C++ Getting the size of a type in a macro conditional

Question

Is there some way to do something like this in c++, it seems sizeof cant be used there for some reason?

#if sizeof(wchar_t) != 2
#error "wchar_t is expected to be a 16 bit type."
#endif

Answer 1

No, this can't be done because all macro expansion (#... things) is done in the pre-processor step which does not know anything about the types of the C++ code and even does not need to know anything about the language! It just expands/checks the #... things and nothing else!

There are some other common errors, for example:

enum XY
{
  MY_CONST = 7,
};

#if MY_CONST == 7
  // This code will NEVER be compiled because the pre-processor does not know anything about your enum!
#endif //

You can only access and use things in #if that are defined via command line options to the compiler or via #define.

Answer 2

sizeof() is a runtime compile-time function. You cannot call that in a preprocessor directive. I don't think you can check the size of wchar_t during preprocessing. (see Edit 2)

Edit: As pointed out in comments, sizeof() is mostly calculated at compile time.

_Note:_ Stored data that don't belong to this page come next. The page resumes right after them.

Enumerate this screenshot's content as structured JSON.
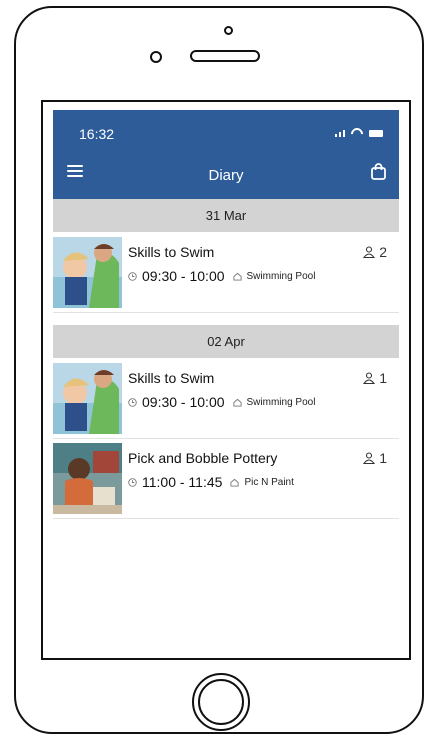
{
  "status_bar": {
    "time": "16:32"
  },
  "header": {
    "title": "Diary"
  },
  "sections": [
    {
      "date": "31 Mar",
      "entries": [
        {
          "title": "Skills to Swim",
          "time": "09:30 - 10:00",
          "location": "Swimming Pool",
          "count": "2",
          "image": "swimming-child-photo"
        }
      ]
    },
    {
      "date": "02 Apr",
      "entries": [
        {
          "title": "Skills to Swim",
          "time": "09:30 - 10:00",
          "location": "Swimming Pool",
          "count": "1",
          "image": "swimming-child-photo"
        },
        {
          "title": "Pick and Bobble Pottery",
          "time": "11:00 - 11:45",
          "location": "Pic N Paint",
          "count": "1",
          "image": "pottery-child-photo"
        }
      ]
    }
  ],
  "colors": {
    "header": "#2e5c98",
    "date_bar": "#d3d3d3",
    "text": "#111111"
  },
  "icons": [
    "menu-icon",
    "shopping-bag-icon",
    "person-icon",
    "clock-icon",
    "location-icon"
  ]
}
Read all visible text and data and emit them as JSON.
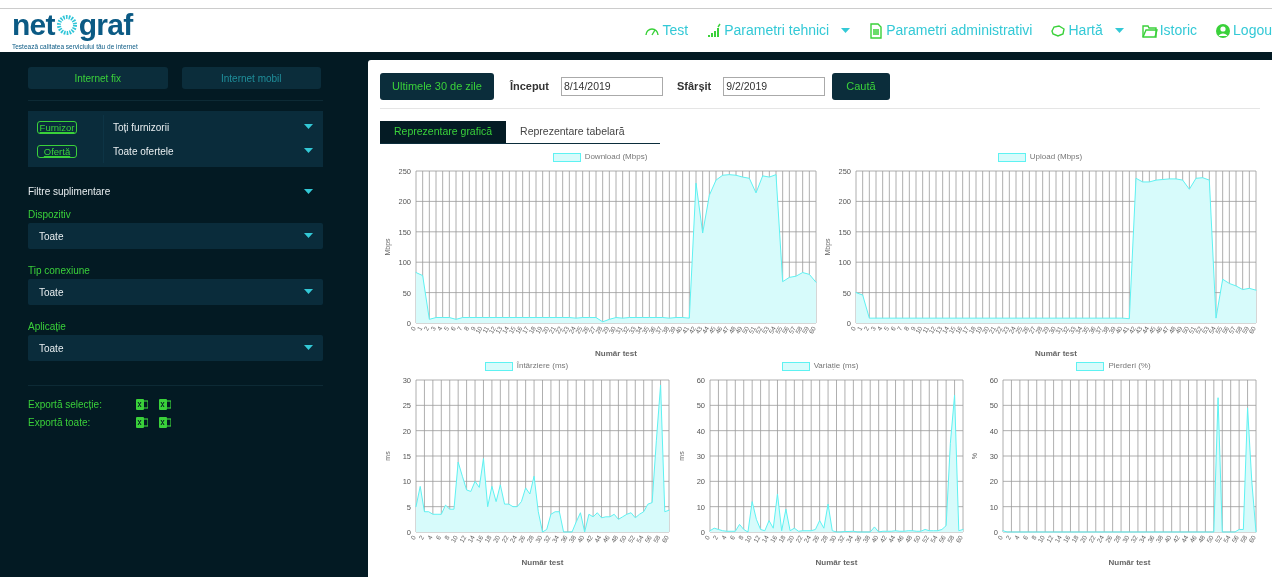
{
  "header": {
    "logo": {
      "left": "net",
      "right": "graf"
    },
    "tagline": "Testează calitatea serviciului tău de internet",
    "nav": [
      {
        "kind": "gauge",
        "label": "Test",
        "dropdown": false
      },
      {
        "kind": "bars",
        "label": "Parametri tehnici",
        "dropdown": true
      },
      {
        "kind": "document",
        "label": "Parametri administrativi",
        "dropdown": false
      },
      {
        "kind": "map",
        "label": "Hartă",
        "dropdown": true
      },
      {
        "kind": "folder",
        "label": "Istoric",
        "dropdown": false
      },
      {
        "kind": "user",
        "label": "Logou",
        "dropdown": false
      }
    ]
  },
  "sidebar": {
    "connection_tabs": [
      {
        "label": "Internet fix",
        "selected": true
      },
      {
        "label": "Internet mobil",
        "selected": false
      }
    ],
    "main_filters": [
      {
        "badge": "Furnizor",
        "value": "Toți furnizorii"
      },
      {
        "badge": "Ofertă",
        "value": "Toate ofertele"
      }
    ],
    "extra_filters": {
      "title": "Filtre suplimentare",
      "fields": [
        {
          "label": "Dispozitiv",
          "value": "Toate"
        },
        {
          "label": "Tip conexiune",
          "value": "Toate"
        },
        {
          "label": "Aplicație",
          "value": "Toate"
        }
      ]
    },
    "exports": [
      {
        "label": "Exportă selecție:"
      },
      {
        "label": "Exportă toate:"
      }
    ]
  },
  "toolbar": {
    "preset_button": "Ultimele 30 de zile",
    "start_label": "Început",
    "start_value": "8/14/2019",
    "end_label": "Sfârșit",
    "end_value": "9/2/2019",
    "search_button": "Caută"
  },
  "view_tabs": [
    {
      "label": "Reprezentare grafică",
      "selected": true
    },
    {
      "label": "Reprezentare tabelară",
      "selected": false
    }
  ],
  "charts": [
    {
      "chart_data": {
        "type": "area",
        "xlabel": "Număr test",
        "ylabel": "Mbps",
        "ylim": [
          0,
          250
        ],
        "yticks": [
          0,
          50,
          100,
          150,
          200,
          250
        ],
        "x": [
          0,
          1,
          2,
          3,
          4,
          5,
          6,
          7,
          8,
          9,
          10,
          11,
          12,
          13,
          14,
          15,
          16,
          17,
          18,
          19,
          20,
          21,
          22,
          23,
          24,
          25,
          26,
          27,
          28,
          29,
          30,
          31,
          32,
          33,
          34,
          35,
          36,
          37,
          38,
          39,
          40,
          41,
          42,
          43,
          44,
          45,
          46,
          47,
          48,
          49,
          50,
          51,
          52,
          53,
          54,
          55,
          56,
          57,
          58,
          59,
          60
        ],
        "xticks": [
          0,
          1,
          2,
          3,
          4,
          5,
          6,
          7,
          8,
          9,
          10,
          11,
          12,
          13,
          14,
          15,
          16,
          17,
          18,
          19,
          20,
          21,
          22,
          23,
          24,
          25,
          26,
          27,
          28,
          29,
          30,
          31,
          32,
          33,
          34,
          35,
          36,
          37,
          38,
          39,
          40,
          41,
          42,
          43,
          44,
          45,
          46,
          47,
          48,
          49,
          50,
          51,
          52,
          53,
          54,
          55,
          56,
          57,
          58,
          59,
          60
        ],
        "xlim": [
          0,
          60
        ],
        "grid": true,
        "series": [
          {
            "name": "Download (Mbps)",
            "color": "#5ef2f2",
            "values": [
              83,
              78,
              6,
              9,
              9,
              9,
              6,
              9,
              9,
              9,
              9,
              9,
              9,
              9,
              9,
              9,
              9,
              9,
              9,
              9,
              9,
              9,
              9,
              9,
              8,
              9,
              9,
              9,
              2,
              6,
              9,
              8,
              9,
              9,
              9,
              9,
              9,
              9,
              8,
              9,
              9,
              8,
              230,
              148,
              210,
              235,
              243,
              244,
              243,
              240,
              238,
              214,
              242,
              240,
              244,
              68,
              75,
              77,
              83,
              80,
              67
            ]
          }
        ]
      }
    },
    {
      "chart_data": {
        "type": "area",
        "xlabel": "Număr test",
        "ylabel": "Mbps",
        "ylim": [
          0,
          250
        ],
        "yticks": [
          0,
          50,
          100,
          150,
          200,
          250
        ],
        "x": [
          0,
          1,
          2,
          3,
          4,
          5,
          6,
          7,
          8,
          9,
          10,
          11,
          12,
          13,
          14,
          15,
          16,
          17,
          18,
          19,
          20,
          21,
          22,
          23,
          24,
          25,
          26,
          27,
          28,
          29,
          30,
          31,
          32,
          33,
          34,
          35,
          36,
          37,
          38,
          39,
          40,
          41,
          42,
          43,
          44,
          45,
          46,
          47,
          48,
          49,
          50,
          51,
          52,
          53,
          54,
          55,
          56,
          57,
          58,
          59,
          60
        ],
        "xticks": [
          0,
          1,
          2,
          3,
          4,
          5,
          6,
          7,
          8,
          9,
          10,
          11,
          12,
          13,
          14,
          15,
          16,
          17,
          18,
          19,
          20,
          21,
          22,
          23,
          24,
          25,
          26,
          27,
          28,
          29,
          30,
          31,
          32,
          33,
          34,
          35,
          36,
          37,
          38,
          39,
          40,
          41,
          42,
          43,
          44,
          45,
          46,
          47,
          48,
          49,
          50,
          51,
          52,
          53,
          54,
          55,
          56,
          57,
          58,
          59,
          60
        ],
        "xlim": [
          0,
          60
        ],
        "grid": true,
        "series": [
          {
            "name": "Upload (Mbps)",
            "color": "#5ef2f2",
            "values": [
              50,
              46,
              8,
              8,
              8,
              8,
              8,
              8,
              8,
              8,
              8,
              8,
              8,
              8,
              8,
              8,
              8,
              8,
              8,
              8,
              8,
              8,
              8,
              8,
              8,
              8,
              8,
              8,
              8,
              8,
              8,
              8,
              8,
              8,
              8,
              8,
              8,
              8,
              8,
              8,
              8,
              7,
              238,
              232,
              232,
              235,
              236,
              237,
              237,
              235,
              220,
              238,
              239,
              235,
              8,
              72,
              65,
              61,
              55,
              57,
              54
            ]
          }
        ]
      }
    },
    {
      "chart_data": {
        "type": "area",
        "xlabel": "Număr test",
        "ylabel": "ms",
        "ylim": [
          0,
          30
        ],
        "yticks": [
          0,
          5,
          10,
          15,
          20,
          25,
          30
        ],
        "x": [
          0,
          1,
          2,
          3,
          4,
          5,
          6,
          7,
          8,
          9,
          10,
          11,
          12,
          13,
          14,
          15,
          16,
          17,
          18,
          19,
          20,
          21,
          22,
          23,
          24,
          25,
          26,
          27,
          28,
          29,
          30,
          31,
          32,
          33,
          34,
          35,
          36,
          37,
          38,
          39,
          40,
          41,
          42,
          43,
          44,
          45,
          46,
          47,
          48,
          49,
          50,
          51,
          52,
          53,
          54,
          55,
          56,
          57,
          58,
          59,
          60
        ],
        "xticks": [
          0,
          2,
          4,
          6,
          8,
          10,
          12,
          14,
          16,
          18,
          20,
          22,
          24,
          26,
          28,
          30,
          32,
          34,
          36,
          38,
          40,
          42,
          44,
          46,
          48,
          50,
          52,
          54,
          56,
          58,
          60
        ],
        "xlim": [
          0,
          60
        ],
        "grid": true,
        "series": [
          {
            "name": "Întârziere (ms)",
            "color": "#5ef2f2",
            "values": [
              5,
              9,
              4,
              4,
              3.5,
              3.5,
              3.5,
              5.3,
              4.5,
              4.5,
              13.8,
              11,
              8.3,
              8,
              10,
              8.8,
              14.5,
              5,
              9,
              6,
              9.3,
              5.5,
              5.5,
              5,
              5,
              6,
              8.7,
              7.5,
              11,
              4,
              0,
              0.5,
              3.5,
              4,
              4,
              0,
              0,
              0,
              2,
              3.8,
              0,
              3.5,
              3,
              3.8,
              2.8,
              3,
              3,
              3.5,
              2.5,
              3,
              3.5,
              3.8,
              2.8,
              3.5,
              4,
              5.5,
              5.8,
              18,
              29,
              4,
              4.3
            ]
          }
        ]
      }
    },
    {
      "chart_data": {
        "type": "area",
        "xlabel": "Număr test",
        "ylabel": "ms",
        "ylim": [
          0,
          60
        ],
        "yticks": [
          0,
          10,
          20,
          30,
          40,
          50,
          60
        ],
        "x": [
          0,
          1,
          2,
          3,
          4,
          5,
          6,
          7,
          8,
          9,
          10,
          11,
          12,
          13,
          14,
          15,
          16,
          17,
          18,
          19,
          20,
          21,
          22,
          23,
          24,
          25,
          26,
          27,
          28,
          29,
          30,
          31,
          32,
          33,
          34,
          35,
          36,
          37,
          38,
          39,
          40,
          41,
          42,
          43,
          44,
          45,
          46,
          47,
          48,
          49,
          50,
          51,
          52,
          53,
          54,
          55,
          56,
          57,
          58,
          59,
          60
        ],
        "xticks": [
          0,
          2,
          4,
          6,
          8,
          10,
          12,
          14,
          16,
          18,
          20,
          22,
          24,
          26,
          28,
          30,
          32,
          34,
          36,
          38,
          40,
          42,
          44,
          46,
          48,
          50,
          52,
          54,
          56,
          58,
          60
        ],
        "xlim": [
          0,
          60
        ],
        "grid": true,
        "series": [
          {
            "name": "Variație (ms)",
            "color": "#5ef2f2",
            "values": [
              0.5,
              1.5,
              1,
              0.5,
              0.3,
              0.3,
              0.3,
              3,
              1,
              0,
              12,
              5,
              1,
              0.5,
              4.5,
              1.5,
              15,
              0.5,
              9,
              0.5,
              1.5,
              0.3,
              0.5,
              0.5,
              0.5,
              1,
              4.5,
              1.5,
              11,
              0.5,
              0,
              0,
              0.2,
              0.2,
              0.3,
              0,
              0,
              0,
              0,
              2,
              0,
              0.3,
              0.3,
              0.3,
              0.5,
              0.3,
              0.3,
              0.5,
              0.5,
              0.3,
              0.3,
              1,
              0.5,
              0.5,
              0.5,
              1,
              2.5,
              35,
              54,
              0.5,
              1
            ]
          }
        ]
      }
    },
    {
      "chart_data": {
        "type": "area",
        "xlabel": "Număr test",
        "ylabel": "%",
        "ylim": [
          0,
          60
        ],
        "yticks": [
          0,
          10,
          20,
          30,
          40,
          50,
          60
        ],
        "x": [
          0,
          1,
          2,
          3,
          4,
          5,
          6,
          7,
          8,
          9,
          10,
          11,
          12,
          13,
          14,
          15,
          16,
          17,
          18,
          19,
          20,
          21,
          22,
          23,
          24,
          25,
          26,
          27,
          28,
          29,
          30,
          31,
          32,
          33,
          34,
          35,
          36,
          37,
          38,
          39,
          40,
          41,
          42,
          43,
          44,
          45,
          46,
          47,
          48,
          49,
          50,
          51,
          52,
          53,
          54,
          55,
          56,
          57,
          58,
          59,
          60
        ],
        "xticks": [
          0,
          2,
          4,
          6,
          8,
          10,
          12,
          14,
          16,
          18,
          20,
          22,
          24,
          26,
          28,
          30,
          32,
          34,
          36,
          38,
          40,
          42,
          44,
          46,
          48,
          50,
          52,
          54,
          56,
          58,
          60
        ],
        "xlim": [
          0,
          60
        ],
        "grid": true,
        "series": [
          {
            "name": "Pierderi (%)",
            "color": "#5ef2f2",
            "values": [
              0.5,
              0,
              0,
              0,
              0,
              0,
              0,
              0,
              0,
              0,
              0,
              0,
              0,
              0,
              0,
              0,
              0,
              0,
              0,
              0,
              0,
              0,
              0,
              0,
              0,
              0,
              0,
              0,
              0,
              0,
              0,
              0,
              0,
              0,
              0,
              0,
              0,
              0,
              0,
              0,
              0,
              0,
              0,
              0,
              0,
              0,
              0,
              0,
              0,
              0,
              0,
              53,
              0,
              0,
              0,
              0,
              1,
              1,
              49,
              20,
              0
            ]
          }
        ]
      }
    }
  ]
}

In C99, it can be used at runtime for arrays.

Edit 2: You can do asserts at build time using the techniques described in this thread.

Answer 3

The preprocessor works without knowing anything about the types, even the builtin one.

BTW, you can still do the check using a static_assert like feature (boost has one for instance, C++0X will have one).

Edit: C99 and C++0X have also WCHAR_MIN and WCHAR_MAX macros in <stdint.h>

Answer 4

I think things like BOOST_STATIC_ASSERT could help.

Answer 5

char _assert_wchar_t_is_16bit[ sizeof(wchar_t) == 2 ? 1 : -1];

Answer 6

Wouldn't you get basically what you want (compile error w/o the fancy message) by using a C_ASSERT?

#define C_ASSERT(e) typedef char __C_ASSERT__[(e)?1:-1]